These Hills Called
Home: Stories From A War Zone
EIGHT years of ceasefire has made Nagaland a haven of peace in the Northeast. But this cannot obliterate memories of the harrowing times the state went through for much of the post-Independence period. While the rest of India celebrated Independence, the Nagas sought their own independence.
What ensued were decades of strife, guerrilla warfare, plundering and killing. A whole community of people stood exposed to the bayonets of violence. In the process, many were dispossessed of their land and belongings, countless young men were killed and women ravished. It is a tragedy that can never be forgotten by those who went through the agony.
This anthology of short stories "from a war zone" is eloquent proof that the violent phase in Naga life will remain etched in their collective memory. In ‘An Old Man Remembers,’ Sashi who remained reticent all his life about his days in the jungle when he fought against the Indian Army, breaks down when he is prodded by his grandson Moalemba to tell his story.
Sashi and his friend Imli had not lost their innocence when they chanced upon a damsel who walked stark naked in the middle of a line of women in the forest. "Her breasts bounced with every step and he could see a darkness around the pubic region". Such was the awe and shock the sight caused that they decided not to mention it even among themselves.

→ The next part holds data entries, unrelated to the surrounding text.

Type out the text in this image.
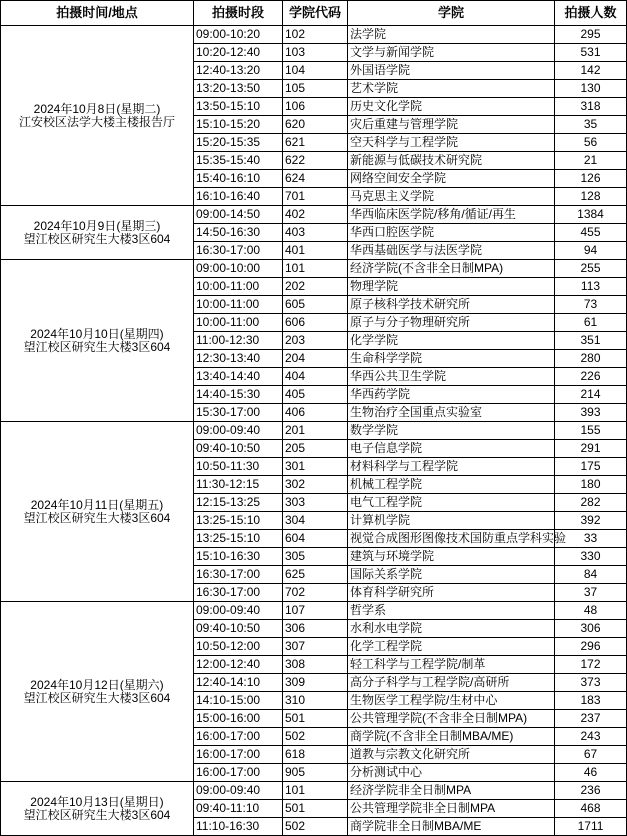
拍摄时间/地点	拍摄时段	学院代码	学院	拍摄人数
2024年10月8日(星期二)
江安校区法学大楼主楼报告厅	09:00-10:20	102	法学院	295
	10:20-12:40	103	文学与新闻学院	531
	12:40-13:20	104	外国语学院	142
	13:20-13:50	105	艺术学院	130
	13:50-15:10	106	历史文化学院	318
	15:10-15:20	620	灾后重建与管理学院	35
	15:20-15:35	621	空天科学与工程学院	56
	15:35-15:40	622	新能源与低碳技术研究院	21
	15:40-16:10	624	网络空间安全学院	126
	16:10-16:40	701	马克思主义学院	128
2024年10月9日(星期三)
望江校区研究生大楼3区604	09:00-14:50	402	华西临床医学院/移角/循证/再生	1384
	14:50-16:30	403	华西口腔医学院	455
	16:30-17:00	401	华西基础医学与法医学院	94
2024年10月10日(星期四)
望江校区研究生大楼3区604	09:00-10:00	101	经济学院(不含非全日制MPA)	255
	10:00-11:00	202	物理学院	113
	10:00-11:00	605	原子核科学技术研究所	73
	10:00-11:00	606	原子与分子物理研究所	61
	11:00-12:30	203	化学学院	351
	12:30-13:40	204	生命科学学院	280
	13:40-14:40	404	华西公共卫生学院	226
	14:40-15:30	405	华西药学院	214
	15:30-17:00	406	生物治疗全国重点实验室	393
2024年10月11日(星期五)
望江校区研究生大楼3区604	09:00-09:40	201	数学学院	155
	09:40-10:50	205	电子信息学院	291
	10:50-11:30	301	材料科学与工程学院	175
	11:30-12:15	302	机械工程学院	180
	12:15-13:25	303	电气工程学院	282
	13:25-15:10	304	计算机学院	392
	13:25-15:10	604	视觉合成图形图像技术国防重点学科实验	33
	15:10-16:30	305	建筑与环境学院	330
	16:30-17:00	625	国际关系学院	84
	16:30-17:00	702	体育科学研究所	37
2024年10月12日(星期六)
望江校区研究生大楼3区604	09:00-09:40	107	哲学系	48
	09:40-10:50	306	水利水电学院	306
	10:50-12:00	307	化学工程学院	296
	12:00-12:40	308	轻工科学与工程学院/制革	172
	12:40-14:10	309	高分子科学与工程学院/高研所	373
	14:10-15:00	310	生物医学工程学院/生材中心	183
	15:00-16:00	501	公共管理学院(不含非全日制MPA)	237
	16:00-17:00	502	商学院(不含非全日制MBA/ME)	243
	16:00-17:00	618	道教与宗教文化研究所	67
	16:00-17:00	905	分析测试中心	46
2024年10月13日(星期日)
望江校区研究生大楼3区604	09:00-09:40	101	经济学院非全日制MPA	236
	09:40-11:10	501	公共管理学院非全日制MPA	468
	11:10-16:30	502	商学院非全日制MBA/ME	1711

Their childhood ended abruptly just when they were preparing to play with catapults and pellets during the Christmas vacation. Their village became the target of an Army operation that drove Sashi and Imli to the forests. At the end of a long tenure as a "freedom fighter," Sashi is left with a painful, festering wound on his leg. It is circumstance, not a sense of brigandry, that forced them to take up arms against the state.
The narrative skills of Temsula Ao may not be all that considerable but her stories have that gripping quality that forces the reader to read them in one go. The stories mostly revolve around women who, in any case, have to bear the brunt of violence, whether at the hands of the insurgents or the security forces. ‘The Jungle Major’ is the story of a young, beautiful wife Punaba who exploits the physical "ugliness" of her husband to outwit the army and save him from its clutches.
‘Soaba’ is the story of a bumpkin who falls a victim to the megalomania of a local ‘boss’ who is drunk on power and who brings nubile girls home to spread word about his virility when he is actually impotent. The most poignant of all is the story of petite Apenyo, the lead singer in the church choir, who falls into the hands of an army officer when the church is raided. Neither rape nor death could take the song away from her lips.
Apenyo has already become a legend. Her story is the stuff that grandparents narrate to their grandchildren. ‘The Curfew Man’ is about Satemba, who is forced to spy for the state but is not yet ready to betray the cause. In ‘The Night’ when Imnala, the unwed mother, squares up to the village council where she is accused of stealing the love of a married man, she knows she has to fight her own battle. She no longer has to bear the stigma of mothering a "fatherless" child.
‘The Pot Maker’ is the story of Sentila, who wants to be a pot maker like her mother, who is dead against the idea. She would rather have Sentila learn weaving. In the end, Sentila’s perseverance pays and she becomes as accomplished a pot maker as her mother was. For all their self-sacrifice, the insurgents have such cruel men like Hoito who will do the worst to his cadres to satisfy his elephantine ego as in the story ‘Shadows’.
‘The Journey’ is about an adolescent girl who is insultingly told that her boyfriend, an entity she did not even understand, had ditched her. Insurgency has opened up new opportunities but they come with a price as pumpkin-grower Merenla realises in ‘The New Chapter’.
For anybody who wants to understand a bit about Naga life, away from the headlines in the Press, Temsula Ao’s collection is an ideal destination. Proof mistakes are the least a reader expects when the book has the imprint of two major publishing houses –Zubaan and Penguin.